Using Astronomy, Chemistry, and Meteorology to Name CSS Variables

Sometimes I use CSS variables to give names to specific font sizes and spacings. It might look like this:

:root {
    --font-small: 0.75em;
    --font-medium: 1em;
    --font-large: 1.5em;

I call this small-medium-large pattern t-shirt sizing, as it closely resembles clothing alpha-sizing convention. It's a pretty common pattern, usually making use of the sm, md, and lg abbreviations as well.

But maybe it's too common... is there a way science can provide an alternate way of thinking about design concepts like relative size? How about:

Our solar system has eight planets including Earth (or, it has tons of planets, but for this let's stick with eight!).

Planets of the solar system to scale. And Pluto. Source: NASA/Lunar and Planetary Institute

Each planet is a different size, so by listing the planets in order of their size, we can get a totally-not-t-shirt-size system for naming CSS variables!

  1. Mercury (smallest)
  2. Mars
  3. Venus
  4. Earth
  5. Neptune
  6. Uranus
  7. Saturn
  8. Jupiter (largest)

Just pick a baseline (I like Earth), then let the smaller planets represent smaller sizes, and the larger planets represent larger sizes.

:root {
    --font-size-venus: 0.9em;
    --font-size-earth: 1em;
    --font-size-neptune: 1.25em;
    --font-size-uranus: 1.5em;

With t-shirt sizes, you get five standard sizes (xs, sm, md, lg, xl) before you start needing more x's, plus assuming you choose md as the baseline, you only get two size tiers above it for all your different headings and whatnot. But with planets, you get eight sizes, four of which are bigger than Earth!

Need more? You could always introduce Pluto or the Sun 😉

Sometimes, it's nice to know the ratio between different values. For example, on a button I might want the left-right padding to be three times larger than the top-bottom padding.

Literal numbers naturally accomplish this:

:root {
    --spacing-1: 0.125em;
    --spacing-2: 0.25em;
    --spacing-3: 0.375em;

Crucially, the numbers are not the same as the actual values used! They merely help define a ratio so that you know --spacing-3 is three times larger than the baseline. This happens to be Tailwind's philosophy.

This works, but it's boring! Instead, let's use atoms!

A Lithium atom, which has three red protons. Source: Indolences

The Periodic Table of Elements lists 118 different kinds of atoms, such as carbon, oxygen, and more. The thing to note is that the identity of an atom is directly tied to the number of protons it has.

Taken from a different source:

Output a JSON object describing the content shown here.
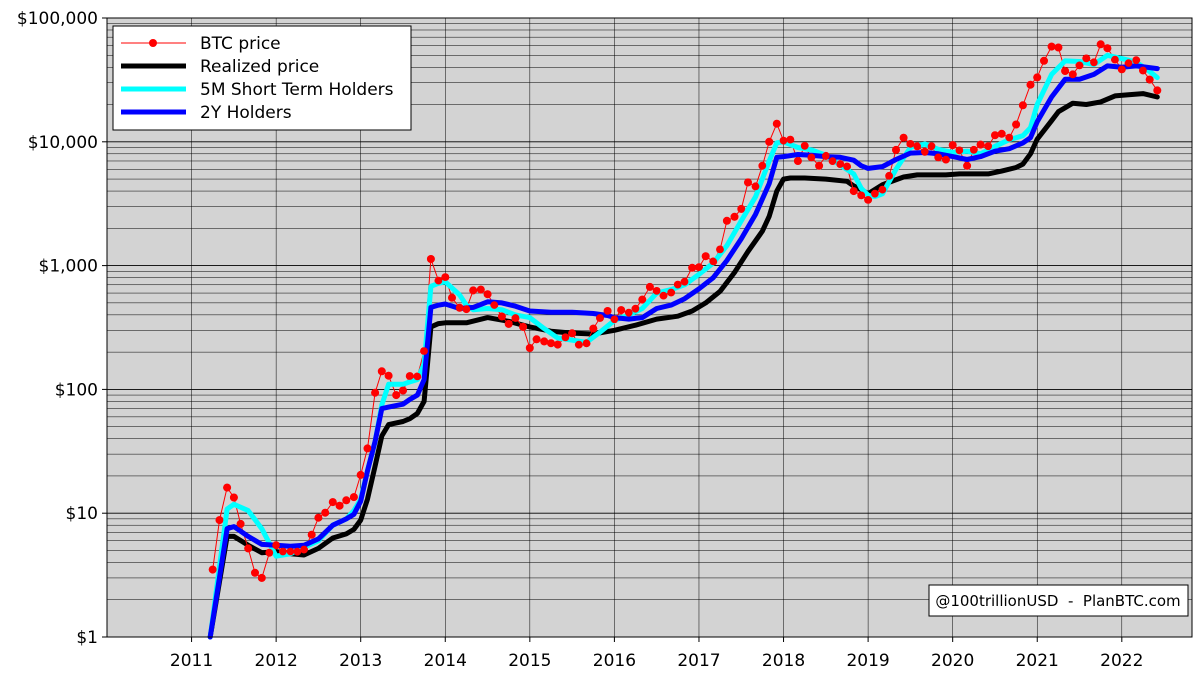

  • Hydrogen atoms always have 1 proton.
  • Carbon atoms always have 6 protons.
  • Oxygen atoms always have 8 protons.

This is known as an atom's atomic number, and conveniently, this gives us a numeric scale like we were using above! Instead of the number, we can use the corresponding atom's symbol:

:root {
    --spacing-h: 0.0625em; /* hydrogen (1) */
    --spacing-he: 0.125em; /* helium (2) */
    --spacing-c: 0.375em;  /* carbon (6) */
    --spacing-o: 0.5em;    /* oxygen (8) */

Sorry IBM, but this is how you really make a carbon design system.

Material UI has this concept of elevation that simulates how "high" off the screen something is by using a shadow.

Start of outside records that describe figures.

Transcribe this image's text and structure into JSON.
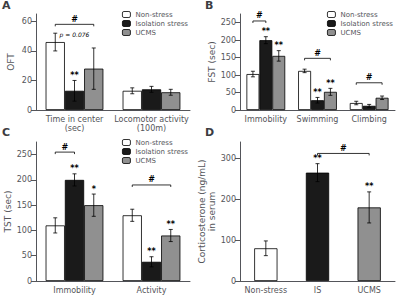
{
  "chart_data": [
    {
      "type": "bar",
      "title": "A",
      "ylabel": "OFT",
      "categories": [
        "Time in center\n(sec)",
        "Locomotor activity\n(100m)"
      ],
      "series": [
        {
          "name": "Non-stress",
          "color": "#ffffff",
          "values": [
            46,
            13
          ],
          "errors": [
            6,
            2
          ]
        },
        {
          "name": "Isolation stress",
          "color": "#1a1a1a",
          "values": [
            13,
            14
          ],
          "errors": [
            7,
            2
          ],
          "stars": [
            "**",
            null
          ]
        },
        {
          "name": "UCMS",
          "color": "#909090",
          "values": [
            28,
            12
          ],
          "errors": [
            14,
            2
          ]
        }
      ],
      "ylim": [
        0,
        65
      ],
      "yticks": [
        0,
        20,
        40,
        60
      ],
      "grid": false,
      "legend": "upper right",
      "brackets": [
        {
          "category": "Time in center\n(sec)",
          "from": "Non-stress",
          "to": "UCMS",
          "y": 58,
          "label": "#"
        }
      ],
      "annotations": [
        {
          "text": "p = 0.076",
          "category": "Time in center\n(sec)",
          "y": 49
        }
      ]
    },
    {
      "type": "bar",
      "title": "B",
      "ylabel": "FST (sec)",
      "categories": [
        "Immobility",
        "Swimming",
        "Climbing"
      ],
      "series": [
        {
          "name": "Non-stress",
          "color": "#ffffff",
          "values": [
            103,
            112,
            20
          ],
          "errors": [
            8,
            5,
            5
          ]
        },
        {
          "name": "Isolation stress",
          "color": "#1a1a1a",
          "values": [
            200,
            28,
            12
          ],
          "errors": [
            10,
            8,
            4
          ],
          "stars": [
            "**",
            "**",
            null
          ]
        },
        {
          "name": "UCMS",
          "color": "#909090",
          "values": [
            155,
            52,
            35
          ],
          "errors": [
            15,
            10,
            5
          ],
          "stars": [
            "**",
            "**",
            null
          ]
        }
      ],
      "ylim": [
        0,
        275
      ],
      "yticks": [
        0,
        50,
        100,
        150,
        200,
        250
      ],
      "grid": false,
      "legend": "upper right",
      "brackets": [
        {
          "category": "Immobility",
          "from": "Non-stress",
          "to": "Isolation stress",
          "y": 255,
          "label": "#"
        },
        {
          "category": "Swimming",
          "from": "Non-stress",
          "to": "UCMS",
          "y": 148,
          "label": "#"
        },
        {
          "category": "Climbing",
          "from": "Non-stress",
          "to": "UCMS",
          "y": 78,
          "label": "#"
        }
      ]
    },
    {
      "type": "bar",
      "title": "C",
      "ylabel": "TST (sec)",
      "categories": [
        "Immobility",
        "Activity"
      ],
      "series": [
        {
          "name": "Non-stress",
          "color": "#ffffff",
          "values": [
            110,
            130
          ],
          "errors": [
            15,
            12
          ]
        },
        {
          "name": "Isolation stress",
          "color": "#1a1a1a",
          "values": [
            200,
            38
          ],
          "errors": [
            12,
            10
          ],
          "stars": [
            "**",
            "**"
          ]
        },
        {
          "name": "UCMS",
          "color": "#909090",
          "values": [
            150,
            90
          ],
          "errors": [
            22,
            12
          ],
          "stars": [
            "*",
            "**"
          ]
        }
      ],
      "ylim": [
        0,
        275
      ],
      "yticks": [
        0,
        50,
        100,
        150,
        200,
        250
      ],
      "grid": false,
      "legend": "upper right",
      "brackets": [
        {
          "category": "Immobility",
          "from": "Non-stress",
          "to": "Isolation stress",
          "y": 255,
          "label": "#"
        },
        {
          "category": "Activity",
          "from": "Non-stress",
          "to": "UCMS",
          "y": 190,
          "label": "#"
        }
      ]
    },
    {
      "type": "bar",
      "title": "D",
      "ylabel": "Corticosterone (ng/mL)\nin serum",
      "categories": [
        "Non-stress",
        "IS",
        "UCMS"
      ],
      "values": [
        80,
        265,
        180
      ],
      "errors": [
        18,
        22,
        38
      ],
      "colors": [
        "#ffffff",
        "#1a1a1a",
        "#909090"
      ],
      "stars": [
        null,
        "**",
        "**"
      ],
      "ylim": [
        0,
        340
      ],
      "yticks": [
        0,
        100,
        200,
        300
      ],
      "grid": false,
      "brackets": [
        {
          "from": "IS",
          "to": "UCMS",
          "y": 312,
          "label": "#"
        }
      ]
    }
  ]
}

You know what else is elevated off the ground? Clouds! And importantly, different types of clouds generally live at different altitudes.

Different types of clouds are found at different altitudes. Source: Valentin de Bruyn / Coton

So, cirrus clouds are above altocumulus clouds, which are above stratus clouds. This helps establish a pattern for how much shadow an element may have:

:root {
    --shadow-ground: none;
    --shadow-stratus: 0 0.125em 0.125em hsla(0, 0%, 0%, 0.25);
    --shadow-altocumulus: 0 0.25em 0.25em hsla(0, 0%, 0%, 0.25);
    --shadow-cirrus: 0 0.375em 0.375em hsla(0, 0%, 0%, 0.25);

.dialog {
    box-shadow: var(--shadow-cirrus);

I know what we're all thinking though... what about that cumulonimbus cloud stretching through all the layers? 🙃

:root {

Z-index is another elevation-like concept that comes to mind and is notorious for being mishandled.

Is this actually useful?

Anchor for Is this actually useful?

I've started using this scheme on small personal projects because I think it's more fun, but I'd hesitate before introducing this specific scheme to a team.

Universality is very important in team and long-maintenance contexts. Nothing's more annoying than having to constantly reference a periodic table just to pad a button if you don't happen to have the table memorized (I certainly don't!).

The real key point of all this is that there isn't one-true-paradigm when it comes to creating abstractions for design concepts. Find what works for you or your team, and if it happens to be a little creative, all the power to you!